Perhaps most significantly there will be a substantial area inside the Oval named after a woman.

So did she by any chance captain Australia?

“I’m not allowed to say. That’s a very intelligent question but I can’t answer it,” SACA chief executive Keith Bradshaw told me recently.

The SACA had planned to unveil all three measures honouring women at the start of this cricket season but with the tragic death of Phillip Hughes the timing was deemed inappropriate.

“Certainly from our side, on the cricket side, we’ve always had a plan to honour women and we wanted to make sure we did it in the most appropriate manner.

“I don’t think it was a mistake. I think from our side we immensely value the contribution that women have made,” said Bradshaw, who didn’t sit on the selection committee.

To maximise exposure these unveilings will take place at the start of the next cricket season in October, at a time when women’s cricket in South Australia, like everywhere else in the country, is on the rise.

The women’s game in SA has become a strategic priority.

Over the past year the SACA has invested more heavily in its female programs at both the participation level and the top end, appointing the first full-time head coach of the SA Scorpions.

Two highly regarded international players were also brought in, which saw the Scorpions go from bottom of the ladder to the final against New South Wales.

“It’s certainly not something we’re paying lip service to,” Bradshaw said.

Faith Thomas, pictured here with Justin Langer, was the first Indigenous woman to play cricket for Australia. Photo: AAP

Faith Thomas, pictured here with Justin Langer, was the first Indigenous woman to play cricket for Australia. Photo: AAP

“We are genuinely investing in and we’re seeing fantastic returns and we want to see our women do well and succeed but we also want to provide the young girls with a pathway through so they can participate in the sport, they can enjoy the sport as players, spectators, coaches, umpires, scorers.”

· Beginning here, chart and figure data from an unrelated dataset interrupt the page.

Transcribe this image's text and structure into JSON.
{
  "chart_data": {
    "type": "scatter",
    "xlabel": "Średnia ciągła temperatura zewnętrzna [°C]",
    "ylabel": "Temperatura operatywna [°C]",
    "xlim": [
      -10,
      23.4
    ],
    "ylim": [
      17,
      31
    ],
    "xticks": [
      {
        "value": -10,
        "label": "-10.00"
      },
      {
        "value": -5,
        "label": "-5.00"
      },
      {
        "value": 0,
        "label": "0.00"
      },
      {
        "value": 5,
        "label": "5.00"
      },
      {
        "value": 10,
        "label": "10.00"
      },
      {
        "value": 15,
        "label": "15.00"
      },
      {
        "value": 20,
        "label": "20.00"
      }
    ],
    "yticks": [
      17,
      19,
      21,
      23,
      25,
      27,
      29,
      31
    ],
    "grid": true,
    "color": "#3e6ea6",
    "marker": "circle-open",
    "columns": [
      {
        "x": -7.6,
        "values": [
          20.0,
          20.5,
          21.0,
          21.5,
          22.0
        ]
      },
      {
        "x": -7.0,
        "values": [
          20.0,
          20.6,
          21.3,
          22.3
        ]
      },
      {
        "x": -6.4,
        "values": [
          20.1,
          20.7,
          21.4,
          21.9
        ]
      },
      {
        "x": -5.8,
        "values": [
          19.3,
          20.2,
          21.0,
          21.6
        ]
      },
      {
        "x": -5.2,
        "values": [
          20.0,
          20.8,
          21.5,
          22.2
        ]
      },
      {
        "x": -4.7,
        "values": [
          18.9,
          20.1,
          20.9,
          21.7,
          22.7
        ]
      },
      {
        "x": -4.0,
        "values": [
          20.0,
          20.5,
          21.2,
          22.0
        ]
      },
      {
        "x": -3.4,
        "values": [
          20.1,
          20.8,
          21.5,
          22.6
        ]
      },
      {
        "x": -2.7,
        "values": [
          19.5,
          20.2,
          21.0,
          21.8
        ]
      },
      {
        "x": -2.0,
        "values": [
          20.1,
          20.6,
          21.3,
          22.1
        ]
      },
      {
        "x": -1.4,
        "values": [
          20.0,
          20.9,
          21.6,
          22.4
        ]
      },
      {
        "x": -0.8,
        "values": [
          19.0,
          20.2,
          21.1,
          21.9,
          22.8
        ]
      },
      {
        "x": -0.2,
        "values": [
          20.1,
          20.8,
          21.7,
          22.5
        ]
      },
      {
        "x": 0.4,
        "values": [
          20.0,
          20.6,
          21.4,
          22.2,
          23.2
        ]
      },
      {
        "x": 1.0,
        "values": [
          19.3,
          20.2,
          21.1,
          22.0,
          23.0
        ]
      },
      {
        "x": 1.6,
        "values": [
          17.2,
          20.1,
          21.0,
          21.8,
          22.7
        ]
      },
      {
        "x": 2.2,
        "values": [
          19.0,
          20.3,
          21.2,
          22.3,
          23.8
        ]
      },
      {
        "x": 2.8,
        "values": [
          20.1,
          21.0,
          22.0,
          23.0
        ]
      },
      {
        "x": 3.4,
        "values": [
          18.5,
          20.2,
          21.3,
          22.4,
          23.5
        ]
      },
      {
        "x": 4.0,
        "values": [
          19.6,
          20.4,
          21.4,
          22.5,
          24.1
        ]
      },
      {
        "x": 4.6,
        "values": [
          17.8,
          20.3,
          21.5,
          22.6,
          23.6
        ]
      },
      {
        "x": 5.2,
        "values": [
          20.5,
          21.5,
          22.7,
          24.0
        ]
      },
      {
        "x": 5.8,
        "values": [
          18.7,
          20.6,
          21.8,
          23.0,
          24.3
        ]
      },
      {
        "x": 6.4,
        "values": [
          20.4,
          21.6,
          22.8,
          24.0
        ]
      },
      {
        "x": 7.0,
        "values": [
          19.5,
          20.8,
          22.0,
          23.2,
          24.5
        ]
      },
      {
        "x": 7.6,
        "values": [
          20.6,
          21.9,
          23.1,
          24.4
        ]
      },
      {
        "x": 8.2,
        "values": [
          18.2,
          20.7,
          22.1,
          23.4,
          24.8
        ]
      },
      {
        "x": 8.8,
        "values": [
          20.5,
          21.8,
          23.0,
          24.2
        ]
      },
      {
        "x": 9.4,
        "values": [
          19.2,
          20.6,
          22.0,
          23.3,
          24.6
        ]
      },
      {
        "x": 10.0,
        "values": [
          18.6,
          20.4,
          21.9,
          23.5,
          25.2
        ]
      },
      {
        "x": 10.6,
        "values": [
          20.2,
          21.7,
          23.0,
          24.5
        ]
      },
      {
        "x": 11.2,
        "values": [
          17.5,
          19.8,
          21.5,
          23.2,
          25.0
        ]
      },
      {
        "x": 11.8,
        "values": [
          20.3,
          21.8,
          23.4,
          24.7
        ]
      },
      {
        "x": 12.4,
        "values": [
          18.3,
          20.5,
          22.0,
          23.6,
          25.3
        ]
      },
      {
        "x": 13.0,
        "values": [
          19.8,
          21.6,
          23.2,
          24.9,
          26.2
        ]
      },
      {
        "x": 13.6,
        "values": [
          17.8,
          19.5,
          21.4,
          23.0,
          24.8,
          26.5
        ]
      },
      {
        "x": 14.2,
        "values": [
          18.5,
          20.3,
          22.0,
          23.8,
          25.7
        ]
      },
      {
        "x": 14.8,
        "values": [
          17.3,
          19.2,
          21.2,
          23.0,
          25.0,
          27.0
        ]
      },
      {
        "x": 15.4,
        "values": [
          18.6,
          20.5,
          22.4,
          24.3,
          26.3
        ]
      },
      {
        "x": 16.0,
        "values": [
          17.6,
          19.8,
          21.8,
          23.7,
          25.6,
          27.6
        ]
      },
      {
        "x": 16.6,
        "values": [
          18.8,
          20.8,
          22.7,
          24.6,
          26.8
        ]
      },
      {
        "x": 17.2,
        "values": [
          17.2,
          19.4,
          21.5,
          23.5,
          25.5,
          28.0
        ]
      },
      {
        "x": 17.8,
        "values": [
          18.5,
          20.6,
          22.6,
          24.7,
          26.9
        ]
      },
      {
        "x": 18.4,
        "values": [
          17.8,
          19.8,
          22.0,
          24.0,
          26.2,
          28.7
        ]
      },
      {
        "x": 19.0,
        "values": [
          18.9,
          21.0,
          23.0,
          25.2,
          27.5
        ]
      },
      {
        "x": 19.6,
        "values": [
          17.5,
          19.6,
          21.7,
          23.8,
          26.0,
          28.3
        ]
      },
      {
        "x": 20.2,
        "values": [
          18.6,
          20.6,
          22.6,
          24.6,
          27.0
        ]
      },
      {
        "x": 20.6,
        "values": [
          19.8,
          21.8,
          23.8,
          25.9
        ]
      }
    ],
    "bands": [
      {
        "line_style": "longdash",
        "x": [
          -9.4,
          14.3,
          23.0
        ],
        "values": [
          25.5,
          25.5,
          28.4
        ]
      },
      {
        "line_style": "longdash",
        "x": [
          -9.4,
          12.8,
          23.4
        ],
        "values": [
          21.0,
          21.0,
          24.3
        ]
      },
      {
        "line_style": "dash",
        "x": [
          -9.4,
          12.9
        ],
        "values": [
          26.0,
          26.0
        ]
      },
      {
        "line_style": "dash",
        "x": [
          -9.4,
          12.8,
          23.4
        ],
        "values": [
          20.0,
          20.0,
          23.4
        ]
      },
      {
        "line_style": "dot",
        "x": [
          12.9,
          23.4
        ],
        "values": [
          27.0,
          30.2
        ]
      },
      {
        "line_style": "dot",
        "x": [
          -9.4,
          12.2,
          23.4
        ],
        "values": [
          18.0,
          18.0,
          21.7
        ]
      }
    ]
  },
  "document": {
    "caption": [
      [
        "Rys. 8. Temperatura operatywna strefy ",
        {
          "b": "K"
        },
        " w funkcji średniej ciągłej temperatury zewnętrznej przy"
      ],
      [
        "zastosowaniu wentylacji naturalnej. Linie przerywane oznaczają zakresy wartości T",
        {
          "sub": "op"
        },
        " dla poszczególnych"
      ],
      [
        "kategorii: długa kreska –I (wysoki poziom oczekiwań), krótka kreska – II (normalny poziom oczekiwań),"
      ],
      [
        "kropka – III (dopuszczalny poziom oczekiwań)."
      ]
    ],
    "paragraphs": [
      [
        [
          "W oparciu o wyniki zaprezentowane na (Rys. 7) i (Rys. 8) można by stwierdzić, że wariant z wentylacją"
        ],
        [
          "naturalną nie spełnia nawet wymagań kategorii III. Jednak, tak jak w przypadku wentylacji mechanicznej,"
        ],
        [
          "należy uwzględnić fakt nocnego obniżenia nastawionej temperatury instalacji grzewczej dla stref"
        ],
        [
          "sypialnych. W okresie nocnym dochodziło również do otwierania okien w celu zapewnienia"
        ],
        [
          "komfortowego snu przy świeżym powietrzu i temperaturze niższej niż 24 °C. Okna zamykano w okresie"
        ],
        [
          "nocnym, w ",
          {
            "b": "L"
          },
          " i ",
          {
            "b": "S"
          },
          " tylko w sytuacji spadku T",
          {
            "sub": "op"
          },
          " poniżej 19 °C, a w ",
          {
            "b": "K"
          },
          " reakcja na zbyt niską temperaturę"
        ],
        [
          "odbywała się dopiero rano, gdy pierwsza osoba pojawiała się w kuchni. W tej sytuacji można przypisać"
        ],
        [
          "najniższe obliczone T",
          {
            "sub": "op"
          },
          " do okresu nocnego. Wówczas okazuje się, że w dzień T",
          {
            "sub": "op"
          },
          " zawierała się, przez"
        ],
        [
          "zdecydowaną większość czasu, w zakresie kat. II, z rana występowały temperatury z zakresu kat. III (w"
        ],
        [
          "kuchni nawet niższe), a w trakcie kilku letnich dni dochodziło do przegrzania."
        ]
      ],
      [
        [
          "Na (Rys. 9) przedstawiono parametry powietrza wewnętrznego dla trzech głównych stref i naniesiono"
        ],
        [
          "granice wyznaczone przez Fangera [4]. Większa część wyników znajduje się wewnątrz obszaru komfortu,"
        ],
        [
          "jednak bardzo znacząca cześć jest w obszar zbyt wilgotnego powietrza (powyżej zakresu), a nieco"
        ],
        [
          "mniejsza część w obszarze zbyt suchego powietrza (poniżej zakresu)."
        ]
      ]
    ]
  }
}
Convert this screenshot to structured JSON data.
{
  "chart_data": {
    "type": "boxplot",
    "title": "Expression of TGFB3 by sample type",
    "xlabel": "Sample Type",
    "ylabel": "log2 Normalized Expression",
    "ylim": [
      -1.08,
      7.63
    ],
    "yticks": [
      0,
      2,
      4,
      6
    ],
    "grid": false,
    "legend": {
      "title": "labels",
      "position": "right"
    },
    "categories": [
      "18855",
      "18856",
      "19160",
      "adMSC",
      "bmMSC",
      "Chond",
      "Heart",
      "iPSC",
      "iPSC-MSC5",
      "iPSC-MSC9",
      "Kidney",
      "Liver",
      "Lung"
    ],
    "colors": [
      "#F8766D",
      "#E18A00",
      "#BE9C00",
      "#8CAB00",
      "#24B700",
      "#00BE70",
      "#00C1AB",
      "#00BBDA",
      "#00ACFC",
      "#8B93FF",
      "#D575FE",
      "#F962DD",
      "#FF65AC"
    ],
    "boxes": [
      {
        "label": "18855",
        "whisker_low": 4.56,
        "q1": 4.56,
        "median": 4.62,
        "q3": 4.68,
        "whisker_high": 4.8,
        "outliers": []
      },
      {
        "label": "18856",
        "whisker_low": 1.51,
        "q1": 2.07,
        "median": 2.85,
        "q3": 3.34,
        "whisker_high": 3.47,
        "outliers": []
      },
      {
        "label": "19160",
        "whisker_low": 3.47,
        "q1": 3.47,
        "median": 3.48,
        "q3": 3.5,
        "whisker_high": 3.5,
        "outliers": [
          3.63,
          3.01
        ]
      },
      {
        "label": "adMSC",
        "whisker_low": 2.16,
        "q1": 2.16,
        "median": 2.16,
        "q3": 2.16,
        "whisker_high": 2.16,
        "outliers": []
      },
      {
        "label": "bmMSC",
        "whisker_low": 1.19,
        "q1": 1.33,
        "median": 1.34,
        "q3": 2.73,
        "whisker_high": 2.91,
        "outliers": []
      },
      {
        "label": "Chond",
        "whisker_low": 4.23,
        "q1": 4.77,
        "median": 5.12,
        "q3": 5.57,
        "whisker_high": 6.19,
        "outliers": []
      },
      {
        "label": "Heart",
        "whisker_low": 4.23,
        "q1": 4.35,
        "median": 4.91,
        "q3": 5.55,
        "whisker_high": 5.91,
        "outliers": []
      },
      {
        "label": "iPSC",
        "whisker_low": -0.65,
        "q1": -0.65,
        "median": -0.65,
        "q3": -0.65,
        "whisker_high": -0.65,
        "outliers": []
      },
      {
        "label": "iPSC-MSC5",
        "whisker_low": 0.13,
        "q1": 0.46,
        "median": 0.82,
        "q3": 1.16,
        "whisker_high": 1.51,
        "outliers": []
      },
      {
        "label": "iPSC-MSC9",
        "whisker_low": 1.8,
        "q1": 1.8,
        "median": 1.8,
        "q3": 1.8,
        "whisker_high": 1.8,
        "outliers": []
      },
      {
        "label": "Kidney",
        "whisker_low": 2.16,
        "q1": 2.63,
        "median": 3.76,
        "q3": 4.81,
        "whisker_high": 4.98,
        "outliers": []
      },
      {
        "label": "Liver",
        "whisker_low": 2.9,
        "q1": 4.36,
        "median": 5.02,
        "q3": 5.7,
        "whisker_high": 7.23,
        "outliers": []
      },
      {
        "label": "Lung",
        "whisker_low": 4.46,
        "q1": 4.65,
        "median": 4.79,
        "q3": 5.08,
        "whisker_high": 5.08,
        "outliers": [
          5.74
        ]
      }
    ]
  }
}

The SACA should be applauded for the work it has done over the past year but it was wrong to ignore women at the grand opening of the new Adelaide Oval. It was a big occasion. It was an opportunity missed to send a powerful symbolic message about the value of women athletes and women’s sport.

It would not have been tokenistic, as South Australian football legend Graham Cornes and others have suggested. Rolton, Lyn Fullston, Joanne Broadbent, Jill Kennare and Faith Thomas are all trailblazers in the sport of cricket and deserve recognition.

Speaking at the Melbourne International Women’s Day Breakfast hosted by UN Women this week, Cricket Australia CEO James Sutherland took aim at the failings of cricket to include and respect women:

“Despite the long history, it is fair to say cricket has been conservative and generally reluctant to promote female involvement in the game,” Sutherland said.

“In some parts, cricket has deserved the suggestion that it was predominantly ‘pale, male and stale’. Whilst slow to get going, we are now determined to make up for lost time. “

Thankfully the “pale, male and stale” tag is slowly disappearing.

When it finally does, cricket will be the richer for it.